Phylogeny of Anophelinae using mitochondrial protein coding genes

Abstract

Malaria is a vector-borne disease that is a great burden on the poorest and most marginalized communities of the tropical and subtropical world. Approximately 41 species of Anopheline mosquitoes can effectively spread species of Plasmodium parasites that cause human malaria. Proposing a natural classification for the subfamily Anophelinae has been a continuous effort, addressed using both morphology and DNA sequence data. The monophyly of the genus Anopheles, and phylogenetic placement of the genus Bironella, subgenera Kerteszia, Lophopodomyia and Stethomyia within the subfamily Anophelinae, remain in question. To understand the classification of Anophelinae, we inferred the phylogeny of all three genera (Anopheles, Bironella, Chagasia) and major subgenera by analysing the amino acid sequences of the 13 protein coding genes of 150 newly sequenced mitochondrial genomes of Anophelinae and 18 newly sequenced Culex species as outgroup taxa, supplemented with 23 mitogenomes from GenBank. Our analyses generally place genus Bironella within the genus Anopheles, which implies that the latter as it is currently defined is not monophyletic. With some inconsistencies, Bironella was placed within the major clade that includes Anopheles, Cellia, Kerteszia, Lophopodomyia, Nyssorhynchus and Stethomyia, which were found to be monophyletic groups within Anophelinae. Our findings provided robust evidence for elevating the monophyletic groupings Kerteszia, Lophopodomyia, Nyssorhynchus and Stethomyia to genus level; genus Anopheles to include subgenera Anopheles, Baimaia, Cellia and Christya; Anopheles parvus to be placed into a new genus; Nyssorhynchus to be elevated to genus level; the genus Nyssorhynchus to include subgenera Myzorhynchella and Nyssorhynchus; Anopheles atacamensis and Anopheles pictipennis to be transferred from subgenus Nyssorhynchus to subgenus Myzorhynchella; and subgenus Nyssorhynchus to encompass the remaining species of Argyritarsis and Albimanus Sections.

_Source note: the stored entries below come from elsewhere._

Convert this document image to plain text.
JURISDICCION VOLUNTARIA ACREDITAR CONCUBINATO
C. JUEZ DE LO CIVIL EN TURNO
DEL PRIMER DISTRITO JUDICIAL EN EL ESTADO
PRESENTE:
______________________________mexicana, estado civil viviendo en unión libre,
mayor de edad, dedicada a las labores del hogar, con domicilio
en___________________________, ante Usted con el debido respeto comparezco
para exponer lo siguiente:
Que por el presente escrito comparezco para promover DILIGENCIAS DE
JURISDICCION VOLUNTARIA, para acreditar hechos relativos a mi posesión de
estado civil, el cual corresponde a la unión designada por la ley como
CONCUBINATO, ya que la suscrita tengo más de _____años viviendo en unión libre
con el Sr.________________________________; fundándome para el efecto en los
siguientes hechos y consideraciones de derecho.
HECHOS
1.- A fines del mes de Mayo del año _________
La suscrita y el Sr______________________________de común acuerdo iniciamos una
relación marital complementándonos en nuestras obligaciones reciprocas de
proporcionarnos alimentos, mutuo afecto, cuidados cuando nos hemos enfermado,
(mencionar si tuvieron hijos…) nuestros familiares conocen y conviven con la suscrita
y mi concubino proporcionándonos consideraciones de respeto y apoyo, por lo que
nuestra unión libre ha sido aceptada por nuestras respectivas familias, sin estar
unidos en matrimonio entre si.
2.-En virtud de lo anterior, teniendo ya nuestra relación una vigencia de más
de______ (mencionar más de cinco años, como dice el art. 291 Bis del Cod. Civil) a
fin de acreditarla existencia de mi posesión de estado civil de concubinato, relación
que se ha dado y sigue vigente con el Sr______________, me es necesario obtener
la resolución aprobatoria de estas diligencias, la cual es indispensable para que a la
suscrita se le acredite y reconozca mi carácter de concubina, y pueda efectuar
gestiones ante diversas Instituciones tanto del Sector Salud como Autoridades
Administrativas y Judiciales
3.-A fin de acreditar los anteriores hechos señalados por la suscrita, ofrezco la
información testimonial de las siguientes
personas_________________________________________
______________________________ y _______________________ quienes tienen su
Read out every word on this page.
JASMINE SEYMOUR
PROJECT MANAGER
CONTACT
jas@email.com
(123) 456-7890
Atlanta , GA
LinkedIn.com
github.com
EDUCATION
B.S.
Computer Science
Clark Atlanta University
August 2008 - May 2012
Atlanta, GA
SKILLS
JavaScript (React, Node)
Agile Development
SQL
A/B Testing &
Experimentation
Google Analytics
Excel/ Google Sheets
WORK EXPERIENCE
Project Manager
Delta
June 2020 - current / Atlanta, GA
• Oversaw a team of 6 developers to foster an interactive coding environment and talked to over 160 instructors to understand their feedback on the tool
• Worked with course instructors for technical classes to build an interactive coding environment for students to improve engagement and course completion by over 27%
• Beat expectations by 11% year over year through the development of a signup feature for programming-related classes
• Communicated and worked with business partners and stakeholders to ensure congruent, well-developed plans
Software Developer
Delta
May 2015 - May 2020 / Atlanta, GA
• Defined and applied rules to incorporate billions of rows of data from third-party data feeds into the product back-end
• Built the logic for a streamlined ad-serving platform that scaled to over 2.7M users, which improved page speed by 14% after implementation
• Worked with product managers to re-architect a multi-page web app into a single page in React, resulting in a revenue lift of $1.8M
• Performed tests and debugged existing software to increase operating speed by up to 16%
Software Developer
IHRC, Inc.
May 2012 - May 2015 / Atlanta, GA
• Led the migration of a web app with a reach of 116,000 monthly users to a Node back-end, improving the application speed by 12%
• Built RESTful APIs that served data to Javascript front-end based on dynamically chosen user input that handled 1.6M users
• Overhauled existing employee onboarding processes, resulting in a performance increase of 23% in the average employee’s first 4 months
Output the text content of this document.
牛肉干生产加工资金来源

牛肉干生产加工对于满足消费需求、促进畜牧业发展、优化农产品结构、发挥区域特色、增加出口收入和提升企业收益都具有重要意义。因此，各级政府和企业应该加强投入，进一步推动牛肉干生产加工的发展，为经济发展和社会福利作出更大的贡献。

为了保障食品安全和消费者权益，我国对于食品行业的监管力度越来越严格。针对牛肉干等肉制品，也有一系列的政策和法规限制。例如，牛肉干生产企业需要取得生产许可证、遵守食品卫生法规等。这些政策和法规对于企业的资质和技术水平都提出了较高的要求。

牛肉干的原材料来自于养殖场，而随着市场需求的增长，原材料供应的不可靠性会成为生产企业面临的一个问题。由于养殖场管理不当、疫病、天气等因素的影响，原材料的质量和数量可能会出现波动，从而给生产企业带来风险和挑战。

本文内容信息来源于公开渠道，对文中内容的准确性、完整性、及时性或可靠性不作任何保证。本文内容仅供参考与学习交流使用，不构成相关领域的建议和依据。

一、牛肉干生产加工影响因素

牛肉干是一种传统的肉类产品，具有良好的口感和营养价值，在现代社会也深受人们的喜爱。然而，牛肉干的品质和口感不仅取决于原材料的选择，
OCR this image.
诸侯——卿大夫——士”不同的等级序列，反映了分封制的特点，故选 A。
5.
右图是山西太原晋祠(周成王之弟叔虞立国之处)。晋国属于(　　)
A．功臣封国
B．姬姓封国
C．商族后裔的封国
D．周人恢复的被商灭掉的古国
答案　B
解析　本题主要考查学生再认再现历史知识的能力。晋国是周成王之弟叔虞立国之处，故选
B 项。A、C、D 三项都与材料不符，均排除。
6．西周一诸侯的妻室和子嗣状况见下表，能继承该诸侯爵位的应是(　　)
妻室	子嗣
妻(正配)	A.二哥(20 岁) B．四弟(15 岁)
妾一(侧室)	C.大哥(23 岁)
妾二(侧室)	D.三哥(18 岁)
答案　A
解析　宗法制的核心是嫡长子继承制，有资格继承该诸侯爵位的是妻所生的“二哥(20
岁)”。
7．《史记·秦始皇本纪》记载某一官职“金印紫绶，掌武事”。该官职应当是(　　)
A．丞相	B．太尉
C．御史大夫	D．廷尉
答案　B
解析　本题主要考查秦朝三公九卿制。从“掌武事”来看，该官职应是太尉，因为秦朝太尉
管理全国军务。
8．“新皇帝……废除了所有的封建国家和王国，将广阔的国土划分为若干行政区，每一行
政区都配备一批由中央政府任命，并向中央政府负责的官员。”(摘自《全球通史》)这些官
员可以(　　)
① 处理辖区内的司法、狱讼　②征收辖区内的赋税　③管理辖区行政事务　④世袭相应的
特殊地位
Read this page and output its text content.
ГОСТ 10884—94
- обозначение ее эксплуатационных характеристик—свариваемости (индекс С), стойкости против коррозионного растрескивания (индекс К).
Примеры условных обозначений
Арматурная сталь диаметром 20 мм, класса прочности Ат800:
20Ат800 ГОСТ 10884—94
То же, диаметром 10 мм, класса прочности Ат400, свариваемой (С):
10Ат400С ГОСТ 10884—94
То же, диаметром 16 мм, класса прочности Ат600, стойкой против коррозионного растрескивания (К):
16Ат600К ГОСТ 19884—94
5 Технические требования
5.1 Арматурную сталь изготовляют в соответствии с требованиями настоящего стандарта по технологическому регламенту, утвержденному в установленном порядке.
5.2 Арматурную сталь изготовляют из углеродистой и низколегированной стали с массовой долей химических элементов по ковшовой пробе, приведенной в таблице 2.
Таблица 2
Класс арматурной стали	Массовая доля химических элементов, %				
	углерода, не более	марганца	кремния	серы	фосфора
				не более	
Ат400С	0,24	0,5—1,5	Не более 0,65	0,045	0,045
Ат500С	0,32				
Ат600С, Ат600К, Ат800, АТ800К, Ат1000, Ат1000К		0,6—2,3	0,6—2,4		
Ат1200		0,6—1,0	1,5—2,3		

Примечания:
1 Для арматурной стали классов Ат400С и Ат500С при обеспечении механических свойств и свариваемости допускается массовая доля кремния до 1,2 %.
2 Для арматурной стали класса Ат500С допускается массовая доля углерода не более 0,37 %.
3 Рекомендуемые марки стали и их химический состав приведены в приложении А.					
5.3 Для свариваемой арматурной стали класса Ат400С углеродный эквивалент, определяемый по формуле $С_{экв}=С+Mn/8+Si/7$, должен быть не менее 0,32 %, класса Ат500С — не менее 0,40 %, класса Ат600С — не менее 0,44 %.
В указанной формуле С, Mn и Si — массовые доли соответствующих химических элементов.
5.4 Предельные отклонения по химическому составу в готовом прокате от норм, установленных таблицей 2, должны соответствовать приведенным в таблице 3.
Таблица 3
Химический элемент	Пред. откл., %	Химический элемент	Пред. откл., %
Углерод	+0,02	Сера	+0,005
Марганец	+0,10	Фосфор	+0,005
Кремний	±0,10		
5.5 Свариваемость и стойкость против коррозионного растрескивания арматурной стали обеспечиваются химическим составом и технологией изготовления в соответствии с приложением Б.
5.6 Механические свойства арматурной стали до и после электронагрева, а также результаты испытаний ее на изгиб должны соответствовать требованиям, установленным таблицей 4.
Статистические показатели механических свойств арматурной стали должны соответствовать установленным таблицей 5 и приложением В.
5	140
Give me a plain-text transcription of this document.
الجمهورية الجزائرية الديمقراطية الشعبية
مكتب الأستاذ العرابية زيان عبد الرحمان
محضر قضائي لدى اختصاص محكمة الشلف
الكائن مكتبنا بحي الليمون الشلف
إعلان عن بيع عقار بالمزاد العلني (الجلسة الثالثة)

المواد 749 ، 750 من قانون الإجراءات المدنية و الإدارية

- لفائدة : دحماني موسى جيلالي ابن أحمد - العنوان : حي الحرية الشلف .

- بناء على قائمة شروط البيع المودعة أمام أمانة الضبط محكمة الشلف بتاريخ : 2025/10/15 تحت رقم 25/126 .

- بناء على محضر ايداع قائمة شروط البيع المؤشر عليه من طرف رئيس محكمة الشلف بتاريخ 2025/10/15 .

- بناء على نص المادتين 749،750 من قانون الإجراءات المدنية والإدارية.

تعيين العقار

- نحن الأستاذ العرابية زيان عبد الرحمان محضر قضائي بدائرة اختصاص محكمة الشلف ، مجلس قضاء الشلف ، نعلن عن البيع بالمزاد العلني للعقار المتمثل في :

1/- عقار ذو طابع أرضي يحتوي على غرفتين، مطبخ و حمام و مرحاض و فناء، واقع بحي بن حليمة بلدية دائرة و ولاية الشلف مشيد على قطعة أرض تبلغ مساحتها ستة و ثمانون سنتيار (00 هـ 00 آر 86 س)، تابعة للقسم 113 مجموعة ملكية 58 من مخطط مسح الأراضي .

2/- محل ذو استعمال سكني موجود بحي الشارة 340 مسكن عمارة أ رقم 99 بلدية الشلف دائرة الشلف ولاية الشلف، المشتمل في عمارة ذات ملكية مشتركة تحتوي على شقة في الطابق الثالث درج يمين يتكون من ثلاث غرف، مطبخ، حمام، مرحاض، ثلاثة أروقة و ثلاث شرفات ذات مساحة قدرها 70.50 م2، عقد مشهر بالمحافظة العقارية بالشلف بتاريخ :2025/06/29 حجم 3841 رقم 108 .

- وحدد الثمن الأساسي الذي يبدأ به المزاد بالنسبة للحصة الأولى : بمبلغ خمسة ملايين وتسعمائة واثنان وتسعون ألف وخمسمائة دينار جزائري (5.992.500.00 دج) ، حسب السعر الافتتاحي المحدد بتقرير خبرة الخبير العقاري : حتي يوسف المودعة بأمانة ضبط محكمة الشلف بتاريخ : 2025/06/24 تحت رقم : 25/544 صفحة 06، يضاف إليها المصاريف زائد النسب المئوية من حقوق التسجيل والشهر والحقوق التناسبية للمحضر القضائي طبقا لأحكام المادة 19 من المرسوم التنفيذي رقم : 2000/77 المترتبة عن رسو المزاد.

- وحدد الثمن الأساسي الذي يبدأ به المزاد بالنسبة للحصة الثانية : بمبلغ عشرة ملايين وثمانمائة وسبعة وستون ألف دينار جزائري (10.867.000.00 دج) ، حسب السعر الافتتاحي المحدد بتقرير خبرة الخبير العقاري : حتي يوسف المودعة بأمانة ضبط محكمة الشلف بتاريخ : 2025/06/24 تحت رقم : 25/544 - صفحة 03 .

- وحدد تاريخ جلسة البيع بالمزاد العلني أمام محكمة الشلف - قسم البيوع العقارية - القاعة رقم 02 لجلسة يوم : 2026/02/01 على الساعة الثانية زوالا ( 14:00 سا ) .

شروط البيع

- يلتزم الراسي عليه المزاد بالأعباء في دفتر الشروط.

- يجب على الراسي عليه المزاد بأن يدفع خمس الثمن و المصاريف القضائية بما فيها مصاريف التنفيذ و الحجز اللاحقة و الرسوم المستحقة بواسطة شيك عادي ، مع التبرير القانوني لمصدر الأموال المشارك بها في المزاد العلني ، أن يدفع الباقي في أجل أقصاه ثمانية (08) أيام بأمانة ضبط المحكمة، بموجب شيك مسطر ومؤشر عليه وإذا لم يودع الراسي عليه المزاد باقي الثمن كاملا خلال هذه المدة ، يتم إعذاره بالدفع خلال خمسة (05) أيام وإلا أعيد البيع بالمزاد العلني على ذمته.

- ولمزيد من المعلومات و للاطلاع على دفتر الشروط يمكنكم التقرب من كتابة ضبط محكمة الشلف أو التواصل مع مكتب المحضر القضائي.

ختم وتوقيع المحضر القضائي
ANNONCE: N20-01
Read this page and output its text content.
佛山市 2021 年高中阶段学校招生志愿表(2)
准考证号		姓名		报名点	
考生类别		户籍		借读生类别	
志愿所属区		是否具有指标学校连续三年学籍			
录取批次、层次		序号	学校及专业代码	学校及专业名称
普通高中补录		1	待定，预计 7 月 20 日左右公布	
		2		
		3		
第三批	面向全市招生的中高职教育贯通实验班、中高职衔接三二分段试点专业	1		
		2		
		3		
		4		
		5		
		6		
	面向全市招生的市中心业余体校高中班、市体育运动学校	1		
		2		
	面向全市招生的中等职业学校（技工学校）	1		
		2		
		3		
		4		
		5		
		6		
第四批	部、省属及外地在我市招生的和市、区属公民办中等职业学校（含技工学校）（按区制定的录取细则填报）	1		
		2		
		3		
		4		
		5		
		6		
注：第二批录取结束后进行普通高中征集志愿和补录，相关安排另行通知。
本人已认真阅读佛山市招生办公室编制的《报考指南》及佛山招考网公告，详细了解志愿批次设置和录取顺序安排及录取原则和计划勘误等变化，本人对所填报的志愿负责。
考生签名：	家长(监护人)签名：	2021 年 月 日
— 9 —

Keywords: Anopheles; mitochondrial genomes; phylogenetics.

Figure 1.

Scheme of amplifications performed in this study. Blue bars show amplified fragments sequenced by Illumina technology, while remaining colours show Sanger-sequenced fragments. (a,b) The two methods of amplification of the mitochondrial genome used in this study. In both (a) and (b), the complete mitochondrial DNA was amplified in two steps. In (a), fragments of about 15.058 kbp and about 655 bp were amplified and sequenced. In (b), the fragments about 11.857 kbp and about 4.785 kbp were amplified and sequenced in both directions using the same set of primers employed for PCR amplification. (c) The problematic regions after assembly of the mitochondrial genome. Some samples showed low coverage in these regions (green and orange) and then new amplifications and sequencing were carried out to complete the genome sequence. The green region in Anopheles evansae and Anopheles eiseni was amplified employing species specific primers F.

Figure 2.

p-Distances between pairs of aligned, concatenated protein sequences, length 3735 aa. Empty bars show all p-distances except between pairs of sequences from the same species (the smallest distance in this set is 0.0005, representing two differences over the sequence pair), and filled bars show distances between taxa from different genera or subgenera (the smallest distance in this set is 0.064, representing 238 differences over the sequence pair).

Figure 3.

Most analyses described in this study place Bironella within genus Anopheles.

Figure 4.

Anophelinae with reduced taxa, rooted by Chagasia. Mitochondrial protein sequences, slow sites only using TIGER, analysed with PhyloBayes using the CAT-GTR model.